Some wall outlets turned out to have been wired incorrectly, in that electricity arrives at the neutral and is meant to return to the power source through the hot, which is backwards (the grounding is okay). Electricity should arrive at the hot and return through the neutral. In a polarized outlet (newer two- and three-hole outlets are generally polarized, making it physically impossible to insert a plug the wrong way even if the grounding pin is absent), if we ignore the opening for the grounding pin, the neutral opening is supposed to be bigger than the hot opening. That corresponds to proper wiring, in which the neutral conductor has a cross-sectional area not smaller than that of the hot conductor, the difference usually zero in 120VAC and lower-voltage circuits but visible in high-voltage installations.

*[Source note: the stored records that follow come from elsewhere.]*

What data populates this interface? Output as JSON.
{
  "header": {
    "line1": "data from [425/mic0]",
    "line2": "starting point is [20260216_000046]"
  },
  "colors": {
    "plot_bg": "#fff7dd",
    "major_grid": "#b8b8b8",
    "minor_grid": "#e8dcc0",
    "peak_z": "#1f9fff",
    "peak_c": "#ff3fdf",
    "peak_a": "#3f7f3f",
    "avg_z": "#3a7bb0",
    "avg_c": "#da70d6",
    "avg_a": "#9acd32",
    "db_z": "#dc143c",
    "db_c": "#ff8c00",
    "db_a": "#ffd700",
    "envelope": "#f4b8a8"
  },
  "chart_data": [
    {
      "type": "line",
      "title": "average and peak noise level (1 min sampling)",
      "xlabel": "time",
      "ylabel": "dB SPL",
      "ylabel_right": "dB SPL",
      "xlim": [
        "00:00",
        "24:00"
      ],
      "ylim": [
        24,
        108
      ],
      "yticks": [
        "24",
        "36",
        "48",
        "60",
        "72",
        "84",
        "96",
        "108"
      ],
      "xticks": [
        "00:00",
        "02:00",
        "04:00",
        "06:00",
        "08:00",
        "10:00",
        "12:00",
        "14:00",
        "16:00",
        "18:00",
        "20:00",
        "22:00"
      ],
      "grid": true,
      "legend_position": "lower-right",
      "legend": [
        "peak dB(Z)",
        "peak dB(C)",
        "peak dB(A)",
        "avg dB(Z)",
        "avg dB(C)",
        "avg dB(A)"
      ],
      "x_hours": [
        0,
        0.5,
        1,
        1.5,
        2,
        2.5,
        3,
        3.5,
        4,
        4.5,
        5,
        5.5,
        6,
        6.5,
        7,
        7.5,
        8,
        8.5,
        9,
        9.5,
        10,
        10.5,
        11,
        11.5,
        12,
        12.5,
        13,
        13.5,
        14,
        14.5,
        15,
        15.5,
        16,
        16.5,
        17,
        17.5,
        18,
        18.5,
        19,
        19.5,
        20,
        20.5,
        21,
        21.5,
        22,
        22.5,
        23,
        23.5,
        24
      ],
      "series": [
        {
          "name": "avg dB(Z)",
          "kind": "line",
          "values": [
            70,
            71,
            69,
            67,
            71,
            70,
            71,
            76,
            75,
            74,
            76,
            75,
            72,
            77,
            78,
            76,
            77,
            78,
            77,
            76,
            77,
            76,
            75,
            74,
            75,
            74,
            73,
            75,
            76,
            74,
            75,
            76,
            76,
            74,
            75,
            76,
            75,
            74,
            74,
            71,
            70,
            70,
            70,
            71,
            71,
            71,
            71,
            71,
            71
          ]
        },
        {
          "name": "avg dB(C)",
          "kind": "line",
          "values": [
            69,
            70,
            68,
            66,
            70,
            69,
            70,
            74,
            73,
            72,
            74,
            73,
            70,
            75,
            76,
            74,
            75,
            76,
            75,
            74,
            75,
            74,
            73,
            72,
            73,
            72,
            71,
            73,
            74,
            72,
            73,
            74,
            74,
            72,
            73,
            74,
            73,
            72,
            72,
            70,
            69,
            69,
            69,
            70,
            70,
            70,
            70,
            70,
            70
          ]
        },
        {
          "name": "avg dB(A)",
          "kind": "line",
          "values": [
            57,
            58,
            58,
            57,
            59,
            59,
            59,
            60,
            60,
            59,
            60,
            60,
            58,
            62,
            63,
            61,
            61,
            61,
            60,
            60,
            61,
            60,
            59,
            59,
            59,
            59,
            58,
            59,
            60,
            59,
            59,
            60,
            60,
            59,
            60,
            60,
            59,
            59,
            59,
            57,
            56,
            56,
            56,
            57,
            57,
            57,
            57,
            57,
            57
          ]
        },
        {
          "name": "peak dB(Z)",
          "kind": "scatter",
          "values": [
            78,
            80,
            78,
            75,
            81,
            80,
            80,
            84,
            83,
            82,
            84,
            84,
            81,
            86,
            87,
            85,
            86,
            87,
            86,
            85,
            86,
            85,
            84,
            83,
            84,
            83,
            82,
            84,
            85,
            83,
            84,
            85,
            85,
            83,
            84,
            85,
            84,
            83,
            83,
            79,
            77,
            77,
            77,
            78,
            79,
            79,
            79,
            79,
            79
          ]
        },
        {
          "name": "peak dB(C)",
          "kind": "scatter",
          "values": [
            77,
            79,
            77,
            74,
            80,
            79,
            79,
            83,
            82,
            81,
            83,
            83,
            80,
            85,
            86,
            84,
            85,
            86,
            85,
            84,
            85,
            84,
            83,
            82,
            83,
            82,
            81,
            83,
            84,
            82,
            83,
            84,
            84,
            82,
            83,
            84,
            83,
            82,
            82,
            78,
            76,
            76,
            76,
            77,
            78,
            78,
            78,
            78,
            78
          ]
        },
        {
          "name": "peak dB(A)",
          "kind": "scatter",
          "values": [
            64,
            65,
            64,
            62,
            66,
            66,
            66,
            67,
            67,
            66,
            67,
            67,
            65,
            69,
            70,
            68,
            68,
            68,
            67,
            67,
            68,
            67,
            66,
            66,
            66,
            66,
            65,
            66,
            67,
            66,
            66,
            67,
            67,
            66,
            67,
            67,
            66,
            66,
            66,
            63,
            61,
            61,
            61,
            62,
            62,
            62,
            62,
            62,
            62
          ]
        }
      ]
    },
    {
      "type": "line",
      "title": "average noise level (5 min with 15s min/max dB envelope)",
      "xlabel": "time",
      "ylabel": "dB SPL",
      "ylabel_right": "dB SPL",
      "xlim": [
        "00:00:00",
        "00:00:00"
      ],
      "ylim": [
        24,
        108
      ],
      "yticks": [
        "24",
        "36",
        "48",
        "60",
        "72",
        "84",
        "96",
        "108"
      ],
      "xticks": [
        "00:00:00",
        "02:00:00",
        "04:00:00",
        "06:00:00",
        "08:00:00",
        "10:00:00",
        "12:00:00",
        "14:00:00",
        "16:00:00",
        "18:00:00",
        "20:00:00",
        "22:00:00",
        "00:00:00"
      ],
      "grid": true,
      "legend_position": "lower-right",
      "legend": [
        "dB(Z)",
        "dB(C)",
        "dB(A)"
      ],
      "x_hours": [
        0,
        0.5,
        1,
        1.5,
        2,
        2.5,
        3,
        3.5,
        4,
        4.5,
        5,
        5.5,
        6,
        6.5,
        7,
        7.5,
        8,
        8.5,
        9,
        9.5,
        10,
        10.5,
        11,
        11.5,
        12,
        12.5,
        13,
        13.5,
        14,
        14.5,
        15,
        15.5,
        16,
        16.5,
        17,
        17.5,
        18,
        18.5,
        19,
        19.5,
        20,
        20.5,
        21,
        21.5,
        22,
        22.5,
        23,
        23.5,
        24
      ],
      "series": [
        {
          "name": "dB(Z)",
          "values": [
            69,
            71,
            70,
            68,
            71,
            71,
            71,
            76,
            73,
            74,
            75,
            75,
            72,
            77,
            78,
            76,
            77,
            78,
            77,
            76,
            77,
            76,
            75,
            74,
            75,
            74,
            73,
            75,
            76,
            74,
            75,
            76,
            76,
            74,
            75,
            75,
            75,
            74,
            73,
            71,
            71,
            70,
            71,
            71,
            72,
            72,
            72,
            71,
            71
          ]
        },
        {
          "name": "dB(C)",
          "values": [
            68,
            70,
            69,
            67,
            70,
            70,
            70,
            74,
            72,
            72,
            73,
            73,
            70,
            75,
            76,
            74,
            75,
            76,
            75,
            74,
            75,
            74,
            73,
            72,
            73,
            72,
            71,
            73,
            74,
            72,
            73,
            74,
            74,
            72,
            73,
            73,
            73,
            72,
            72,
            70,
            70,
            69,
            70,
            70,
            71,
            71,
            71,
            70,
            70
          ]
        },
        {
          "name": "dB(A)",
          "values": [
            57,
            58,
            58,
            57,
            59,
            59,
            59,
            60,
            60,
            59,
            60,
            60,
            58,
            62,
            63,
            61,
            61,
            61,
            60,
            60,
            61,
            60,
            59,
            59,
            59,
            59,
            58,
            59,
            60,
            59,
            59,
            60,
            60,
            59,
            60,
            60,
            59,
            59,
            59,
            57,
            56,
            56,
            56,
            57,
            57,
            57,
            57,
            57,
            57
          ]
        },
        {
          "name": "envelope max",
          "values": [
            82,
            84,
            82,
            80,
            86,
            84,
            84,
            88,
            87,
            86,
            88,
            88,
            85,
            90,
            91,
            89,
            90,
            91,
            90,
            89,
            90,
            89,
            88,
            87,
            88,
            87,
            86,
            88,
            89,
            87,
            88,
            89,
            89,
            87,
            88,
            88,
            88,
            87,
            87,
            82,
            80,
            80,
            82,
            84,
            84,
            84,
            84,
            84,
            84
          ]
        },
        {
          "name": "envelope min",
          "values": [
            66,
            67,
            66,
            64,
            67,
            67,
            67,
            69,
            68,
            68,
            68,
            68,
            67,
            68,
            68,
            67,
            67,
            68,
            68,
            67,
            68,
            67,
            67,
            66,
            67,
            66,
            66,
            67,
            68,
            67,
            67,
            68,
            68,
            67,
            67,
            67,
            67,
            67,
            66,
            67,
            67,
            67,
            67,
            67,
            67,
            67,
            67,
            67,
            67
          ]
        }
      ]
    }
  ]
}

Electronics depend on DC (direct current) and on AC (alternating current) having been transformed into DC, and they includes computers, so I'd rather have electricity flowing correctly, even if things seem to work alright for the time being and even though it may not matter at all for some nonelectronic devices, like simple incandescent desk lamps. An analogy is from common battery-powered devices in which it is physically possible to insert AAA, AA, C, or D cells in either direction, but where instructions firmly state that each battery is to be inserted in one direction only. Presumably, with misdirection the device may not work properly or may be damaged.
The clue to the house wiring fault was that my new Tripp-Lite surge suppressor's LED indicating "PROTECTED" failed to light. Something had to be wrong with the incoming power or there was damage in retailer handling or shipping or Tripp-Lite was liable. I used a grounding tester to find the fault. The grounding was working but the tester lit up when I connected neutral to grounding (or neutral to hot) but not hot to grounding.
No store I've asked sells a crossover adapter; and, apparently, Leviton doesn't make one (at least the firm didn't answer an email asking). So I made one, using gauge 12 wire (one green wire and two nongreen wires), a do-it-yourself plug kit, and a do-it-yourself receptacle kit, the whole to accommodate 125 volts and 15 amps. A continuity tester would have helped but artful use of the grounding tester made up for it. The total cost was roughly $10 for parts and, in my case, several hours (12-gauge wire is stiff and I made idiotic mistakes I corrected before plugging it in). A wire stripper/cutter was about $6-8 and could have been bought for less and each tester was probably about $1-2. Screwdriver types and sizes needed depend on the kits. Needlenose pliers were very helpful for hooking the wire. I labeled my homemade adapter, hoping no one would misunderstand or misuse it (no one's likely to use it anyway).
A potentially easier and cheaper design would be a standard 3:2 adapter that is not polarized on the plug side for the hot and neutral holes. Assuming availability (more on that below), I would plug it in upside down. Attaching the grounding connector (usually a green metallic loop or a 1-2" green wire with a "C"-shaped connector) on the plug side probably requires one short bolt, one nut, and one (possibly additional) short green wire. Although the 3:2 adapter's plug side cannot be polarized for the hot and neutral for this use, the adapter's receptacle side should be fully polarized, which might make a very unusual adapter. An alternative is to get a fully polarized adapter and trim (grind, shave, or file) the neutral pin to remove its polarization, which may not be easy to do, and one large hardware store refused to do it, suggesting it would be illegal (I doubt that). If the adapter is not polarized for the neutral on either the receptacle or plug sides, one could label the receptacle side to tell users to use the adapter as if fully polarized, but likely few will read the label.
Three-to-two adapters must be grounded all the way. But apparently most users of 3:2 adapters don't realize that attaching the grounding connector is mandatory for safety if any consuming device (such as a computer) is grounded or uses a plug with a grounding pin.
Nonpolarized adapters and taps are available. Old ones should still exist and Radio Shack sells European-to-U.S. physical adapters that a sales representative said are nonpolarized on the plug side (and said that they don't change voltage or amperage); but for my use I'd have to remove the grounding pin and ground it another way. I can do that by plugging an ordinary fully polarized 3:2 adapter into the receptacle side of the Eur:US adapter and grounding the 3:2 adapter's plug side, as described above. I found a store selling a nonpolarized 6:2 tap for about $1.19; I used pliers to yank out the grounding pins, applied electrical tape to cover the now-useless holes on the receptacle side, and added 3:2 adapters so I could ground the assembly.
Electrical assembly and working with any adapter require proper precautions for safety.
Happily, my surge suppressor's "PROTECTED" green LED is now lighting up, like it should. And I notified an appropriate person where I found the miswired outlets, about them.